My recommendation is to discuss with your spellcaster players their reasons for selecting or rejecting specific spells and then attempt to tweak from there.

Animated Rope, for example, is a highly valuable spell when mounted foes must charge through a limited space to attack the PCs. With one second level spell you can stop a cavalry charge, potentially dealing more HP in falling damage than a Level 3 Fireball. Does this kind of situation arise often enough to make the spell valueable? Your players will know.

There is no such thing as balance. Like the Questing Beast, it has eluded the very best DMs grasp since Expert Edition was published. I can show you spoor if you like. However, your campaign will assume certain norms, and spells virtually useless in your campaign might prove overpowered in mine. The trick is to make the less appealing spells more appealing, whether by increasing the raw power of the spell, or by creating scenarios where such spells are more valuable.

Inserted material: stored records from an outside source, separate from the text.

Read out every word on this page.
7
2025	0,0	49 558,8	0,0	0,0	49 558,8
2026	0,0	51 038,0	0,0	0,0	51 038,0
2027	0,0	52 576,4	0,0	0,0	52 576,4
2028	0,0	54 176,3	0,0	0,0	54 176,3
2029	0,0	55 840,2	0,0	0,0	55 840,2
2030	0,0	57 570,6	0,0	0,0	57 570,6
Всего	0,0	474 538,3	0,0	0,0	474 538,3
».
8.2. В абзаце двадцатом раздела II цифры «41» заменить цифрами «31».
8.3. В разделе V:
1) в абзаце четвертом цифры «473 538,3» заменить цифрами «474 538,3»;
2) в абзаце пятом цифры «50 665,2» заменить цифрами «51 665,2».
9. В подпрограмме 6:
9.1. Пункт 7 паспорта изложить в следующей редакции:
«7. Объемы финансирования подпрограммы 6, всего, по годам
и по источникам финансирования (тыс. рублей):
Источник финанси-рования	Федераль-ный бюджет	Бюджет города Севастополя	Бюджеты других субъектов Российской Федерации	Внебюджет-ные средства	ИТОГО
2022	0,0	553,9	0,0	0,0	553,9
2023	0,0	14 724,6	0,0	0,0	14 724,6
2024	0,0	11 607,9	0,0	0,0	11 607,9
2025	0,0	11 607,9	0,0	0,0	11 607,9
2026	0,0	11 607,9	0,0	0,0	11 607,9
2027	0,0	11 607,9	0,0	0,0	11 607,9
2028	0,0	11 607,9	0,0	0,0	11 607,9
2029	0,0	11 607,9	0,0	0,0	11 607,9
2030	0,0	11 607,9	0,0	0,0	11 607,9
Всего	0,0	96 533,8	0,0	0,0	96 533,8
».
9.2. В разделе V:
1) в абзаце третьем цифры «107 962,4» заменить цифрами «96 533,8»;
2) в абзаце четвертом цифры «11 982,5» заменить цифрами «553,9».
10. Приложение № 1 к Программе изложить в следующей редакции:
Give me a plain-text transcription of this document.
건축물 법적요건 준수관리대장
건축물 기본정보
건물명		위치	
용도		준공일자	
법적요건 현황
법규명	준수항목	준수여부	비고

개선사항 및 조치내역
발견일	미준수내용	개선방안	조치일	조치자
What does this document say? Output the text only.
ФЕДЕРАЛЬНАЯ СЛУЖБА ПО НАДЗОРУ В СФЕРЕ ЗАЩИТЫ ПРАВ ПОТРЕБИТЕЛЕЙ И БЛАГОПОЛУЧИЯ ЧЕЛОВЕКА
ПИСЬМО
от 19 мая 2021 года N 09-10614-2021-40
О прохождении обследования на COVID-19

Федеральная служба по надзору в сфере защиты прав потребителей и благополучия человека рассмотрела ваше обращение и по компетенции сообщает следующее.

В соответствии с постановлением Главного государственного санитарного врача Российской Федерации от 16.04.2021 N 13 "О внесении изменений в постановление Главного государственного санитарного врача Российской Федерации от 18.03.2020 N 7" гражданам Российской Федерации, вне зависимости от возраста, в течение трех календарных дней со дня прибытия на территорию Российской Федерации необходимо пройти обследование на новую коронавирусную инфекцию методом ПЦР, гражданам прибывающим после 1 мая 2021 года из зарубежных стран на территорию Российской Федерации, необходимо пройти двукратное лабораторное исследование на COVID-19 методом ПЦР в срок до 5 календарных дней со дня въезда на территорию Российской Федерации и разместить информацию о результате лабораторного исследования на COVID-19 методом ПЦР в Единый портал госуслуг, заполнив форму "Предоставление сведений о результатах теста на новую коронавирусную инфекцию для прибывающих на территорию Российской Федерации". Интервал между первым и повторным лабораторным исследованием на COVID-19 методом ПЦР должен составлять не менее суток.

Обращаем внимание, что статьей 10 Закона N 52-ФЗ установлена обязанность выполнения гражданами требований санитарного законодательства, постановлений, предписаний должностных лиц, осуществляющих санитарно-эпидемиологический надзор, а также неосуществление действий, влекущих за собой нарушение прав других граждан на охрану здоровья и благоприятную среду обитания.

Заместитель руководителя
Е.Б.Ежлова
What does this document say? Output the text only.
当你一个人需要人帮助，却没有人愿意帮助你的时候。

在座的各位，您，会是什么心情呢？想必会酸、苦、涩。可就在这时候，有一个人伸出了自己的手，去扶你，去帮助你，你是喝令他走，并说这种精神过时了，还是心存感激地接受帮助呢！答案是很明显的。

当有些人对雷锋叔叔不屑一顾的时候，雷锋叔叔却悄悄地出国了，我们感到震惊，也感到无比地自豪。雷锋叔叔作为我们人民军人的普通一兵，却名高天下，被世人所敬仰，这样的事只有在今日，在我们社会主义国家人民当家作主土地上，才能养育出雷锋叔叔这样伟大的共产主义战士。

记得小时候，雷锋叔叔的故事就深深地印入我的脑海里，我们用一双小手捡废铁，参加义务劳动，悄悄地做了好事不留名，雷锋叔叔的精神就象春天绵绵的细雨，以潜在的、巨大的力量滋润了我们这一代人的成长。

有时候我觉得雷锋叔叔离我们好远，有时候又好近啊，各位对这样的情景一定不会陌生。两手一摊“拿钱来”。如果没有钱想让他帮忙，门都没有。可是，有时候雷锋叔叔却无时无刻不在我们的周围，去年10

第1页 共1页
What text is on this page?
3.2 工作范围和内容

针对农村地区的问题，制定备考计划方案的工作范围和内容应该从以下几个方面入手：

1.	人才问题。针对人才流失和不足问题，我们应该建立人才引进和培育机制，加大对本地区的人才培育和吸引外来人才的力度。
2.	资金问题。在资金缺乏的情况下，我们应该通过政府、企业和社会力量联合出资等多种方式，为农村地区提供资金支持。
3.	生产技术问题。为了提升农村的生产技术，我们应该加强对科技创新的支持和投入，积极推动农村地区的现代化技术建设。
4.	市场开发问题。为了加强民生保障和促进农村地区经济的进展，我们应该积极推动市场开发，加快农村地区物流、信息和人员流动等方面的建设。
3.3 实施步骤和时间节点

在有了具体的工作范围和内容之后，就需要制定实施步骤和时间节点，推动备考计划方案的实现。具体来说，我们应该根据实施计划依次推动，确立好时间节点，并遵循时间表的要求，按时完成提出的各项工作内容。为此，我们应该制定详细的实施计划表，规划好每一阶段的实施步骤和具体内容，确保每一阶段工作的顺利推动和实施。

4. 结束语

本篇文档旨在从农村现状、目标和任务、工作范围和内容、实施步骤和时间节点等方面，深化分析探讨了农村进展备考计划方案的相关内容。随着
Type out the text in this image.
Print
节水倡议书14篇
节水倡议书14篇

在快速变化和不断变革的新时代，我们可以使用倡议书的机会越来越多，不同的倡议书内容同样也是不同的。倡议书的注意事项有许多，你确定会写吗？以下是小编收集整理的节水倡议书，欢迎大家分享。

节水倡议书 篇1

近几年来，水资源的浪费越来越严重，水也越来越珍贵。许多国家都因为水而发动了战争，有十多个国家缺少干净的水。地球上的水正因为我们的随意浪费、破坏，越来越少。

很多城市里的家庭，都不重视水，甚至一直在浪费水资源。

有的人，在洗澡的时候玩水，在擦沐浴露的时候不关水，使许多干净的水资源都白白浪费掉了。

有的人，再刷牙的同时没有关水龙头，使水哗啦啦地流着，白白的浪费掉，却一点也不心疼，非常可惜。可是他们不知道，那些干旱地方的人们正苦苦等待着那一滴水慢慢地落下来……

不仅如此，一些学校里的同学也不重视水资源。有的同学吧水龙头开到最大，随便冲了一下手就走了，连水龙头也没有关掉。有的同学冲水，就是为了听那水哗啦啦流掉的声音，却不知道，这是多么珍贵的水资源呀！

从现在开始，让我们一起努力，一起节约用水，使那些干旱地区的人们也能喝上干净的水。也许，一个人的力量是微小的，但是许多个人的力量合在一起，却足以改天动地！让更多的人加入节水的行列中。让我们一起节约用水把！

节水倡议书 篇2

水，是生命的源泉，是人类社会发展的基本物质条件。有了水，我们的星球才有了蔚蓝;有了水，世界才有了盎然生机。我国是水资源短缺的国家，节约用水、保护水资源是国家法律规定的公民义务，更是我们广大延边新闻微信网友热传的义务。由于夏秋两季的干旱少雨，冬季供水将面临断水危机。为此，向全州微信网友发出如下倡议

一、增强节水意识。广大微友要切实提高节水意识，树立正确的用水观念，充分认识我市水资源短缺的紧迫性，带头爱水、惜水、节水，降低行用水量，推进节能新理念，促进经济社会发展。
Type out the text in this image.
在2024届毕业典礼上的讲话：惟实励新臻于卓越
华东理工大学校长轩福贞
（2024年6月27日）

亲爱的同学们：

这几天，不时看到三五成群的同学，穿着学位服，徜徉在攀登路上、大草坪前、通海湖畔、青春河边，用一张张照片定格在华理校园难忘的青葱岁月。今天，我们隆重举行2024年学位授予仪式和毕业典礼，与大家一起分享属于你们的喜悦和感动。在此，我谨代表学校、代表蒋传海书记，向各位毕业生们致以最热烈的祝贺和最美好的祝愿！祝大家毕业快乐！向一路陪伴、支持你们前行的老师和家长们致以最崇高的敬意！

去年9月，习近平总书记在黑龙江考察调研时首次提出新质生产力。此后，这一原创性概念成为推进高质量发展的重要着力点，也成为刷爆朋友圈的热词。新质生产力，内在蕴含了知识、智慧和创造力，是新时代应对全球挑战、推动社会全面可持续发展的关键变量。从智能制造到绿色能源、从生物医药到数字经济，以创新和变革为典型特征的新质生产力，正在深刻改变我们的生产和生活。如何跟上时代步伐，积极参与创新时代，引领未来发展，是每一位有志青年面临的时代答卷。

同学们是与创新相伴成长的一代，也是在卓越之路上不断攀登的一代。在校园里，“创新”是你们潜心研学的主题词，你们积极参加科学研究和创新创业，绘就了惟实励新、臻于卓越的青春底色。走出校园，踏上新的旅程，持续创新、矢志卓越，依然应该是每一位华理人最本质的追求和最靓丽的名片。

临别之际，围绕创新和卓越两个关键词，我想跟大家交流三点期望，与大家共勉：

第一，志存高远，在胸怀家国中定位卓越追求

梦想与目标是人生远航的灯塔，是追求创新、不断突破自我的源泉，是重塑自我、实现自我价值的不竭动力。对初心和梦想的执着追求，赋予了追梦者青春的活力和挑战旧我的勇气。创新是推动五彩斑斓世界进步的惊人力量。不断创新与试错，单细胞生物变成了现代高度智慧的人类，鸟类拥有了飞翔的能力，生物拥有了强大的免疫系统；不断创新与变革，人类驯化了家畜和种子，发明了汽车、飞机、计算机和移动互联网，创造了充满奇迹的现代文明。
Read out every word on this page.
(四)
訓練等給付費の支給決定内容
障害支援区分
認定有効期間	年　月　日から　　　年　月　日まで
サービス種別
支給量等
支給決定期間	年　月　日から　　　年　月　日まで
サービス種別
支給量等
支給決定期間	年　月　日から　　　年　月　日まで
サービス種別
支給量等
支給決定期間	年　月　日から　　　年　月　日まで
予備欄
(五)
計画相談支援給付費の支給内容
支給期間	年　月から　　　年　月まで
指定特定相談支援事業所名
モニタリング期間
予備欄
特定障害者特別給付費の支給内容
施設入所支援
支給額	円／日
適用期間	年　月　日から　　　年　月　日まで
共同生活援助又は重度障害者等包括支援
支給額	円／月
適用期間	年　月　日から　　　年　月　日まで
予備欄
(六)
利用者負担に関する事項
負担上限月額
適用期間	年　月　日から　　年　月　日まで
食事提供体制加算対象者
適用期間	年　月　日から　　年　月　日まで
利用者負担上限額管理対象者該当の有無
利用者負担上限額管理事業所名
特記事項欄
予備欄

Animated Rope might be an invaluable spell for a party climbing a mountain or delving into a cave. Especially if minmaxers didn't bother with Climb skill during character creation. So, the prize the party seeks is in a monastery atop a mesa. That second level spell slot now assumes much greater utility.

The purpose of magic is not to inflict damage like a fighter; that's why you have fighters. Video games have impacted this philosophy by 'balancing' the classes based on damage output. But D&D is not a video game. It is a form of collective storytelling in which drama and narrative become more important than the mechanics of the fight. A video game supplies the story and only leaves the fights to the player. A D&D game session can be played without a single fight happening and the players provide the story.

So, resist the first impulse to balance things and instead run your game. You can always adjust later to decrease the desireability of overused spells and increase the desireability of underused ones. Sometimes simply by taking your players in directions they never imagined.